Even more difficult to resolve are the radically different priorities of Moon and Mars enthusiasts, stemming less from any scientific training than from personal philosophies about human needs and human nature. Moon enthusiasts know that our lunar neighbor’s airless environment lacks sufficient resources for any colony to ever be independent of Earth, even for the most basic things. They tend to see any Moon settlement as a relatively compact base for defense-related activities, such as operating antennas and telescopes to monitor geopolitical adversaries on and above Earth.

Many Moon boosters also believe they have a plausible environmental case, one that has been made ever since Apollo 17 astronaut Harrison Schmitt discovered that its surface is saturated with helium 3, a rare element on Earth. Mined by astronauts and transported back to Earth, helium 3 could theoretically provide the world with the only known nuclear fuel that produces no radioactive waste.

Mars enthusiasts, on the other hand, see enough resources locked in its red soil that it could actually be remade — or “terraformed” — into the kind of habitable world it likely once was. They argue, for example, that iron near the planet’s surface could be combined with atmospheric carbon to make steel. Similarly, abundant deposits of silicon could be used to construct solar panels.
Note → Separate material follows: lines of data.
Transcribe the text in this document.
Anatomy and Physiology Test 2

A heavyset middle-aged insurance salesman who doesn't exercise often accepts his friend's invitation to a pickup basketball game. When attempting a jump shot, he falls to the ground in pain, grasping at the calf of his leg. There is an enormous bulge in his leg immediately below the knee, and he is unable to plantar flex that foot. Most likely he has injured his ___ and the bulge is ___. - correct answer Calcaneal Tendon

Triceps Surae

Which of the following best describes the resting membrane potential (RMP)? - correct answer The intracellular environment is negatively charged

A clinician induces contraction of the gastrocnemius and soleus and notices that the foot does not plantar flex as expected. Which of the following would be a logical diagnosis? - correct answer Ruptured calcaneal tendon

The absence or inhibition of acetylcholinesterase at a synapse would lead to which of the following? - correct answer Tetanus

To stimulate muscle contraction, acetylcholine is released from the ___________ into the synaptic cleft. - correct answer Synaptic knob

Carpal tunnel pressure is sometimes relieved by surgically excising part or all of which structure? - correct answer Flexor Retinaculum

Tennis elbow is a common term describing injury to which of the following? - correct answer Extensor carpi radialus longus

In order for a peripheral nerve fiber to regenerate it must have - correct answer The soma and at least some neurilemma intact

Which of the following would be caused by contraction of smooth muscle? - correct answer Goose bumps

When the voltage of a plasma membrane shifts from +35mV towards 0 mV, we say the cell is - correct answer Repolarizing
Using data from reconnaissance satellites and robot rovers, Mars boosters have calculated that heating underground ice could cover much of the planet in up to 115 feet of life-sustaining water.

For this faction, settling Mars would at the very least provide humanity with an effective backup plan in the event of a global catastrophe, such as a pandemic worse than Covid or a nuclear war. It could “preserve the light of consciousness,” as Elon Musk likes to put it. In addition, Mars enthusiasts argue, future generations would benefit from being able to tackle the same kind of rejuvenating challenges that early American pioneers faced as they headed West. “Mars has what it takes [to keep humanity vital],” says Mars Society founder Robert Zubrin. “It’s far enough away to free its colonists from intellectual and cultural domination by the Old World, and unlike the Moon, rich enough in resources to give birth to a new branch of civilization.”

Some Mars boosters even see a spiritual benefit — a chance to reverse the centuries-long decline in mankind’s view of its importance to the larger universe, which has gone from seeing itself at the very center of God’s creation to inhabiting a mere speck in the outskirts of the Milky Way. Successfully colonizing Mars would suggest a universe far more hospitable to humanity’s presence than most now imagine, inviting people to think of other worlds not as immutably hostile realms but as environmental puzzles that our minds have the ability to solve.

As the great historian Thomas Kuhn observed in his classic book The Structure of Scientific Revolutions, humanity’s technological progress may appear to advance in a straight line, but the values and motives of those who make it are remarkably diverse and often in conflict. Our future in space will be decided not by any logical argument, but by which faction has the greater resolve: those who want to settle the Moon first or those who want to go straight for Mars.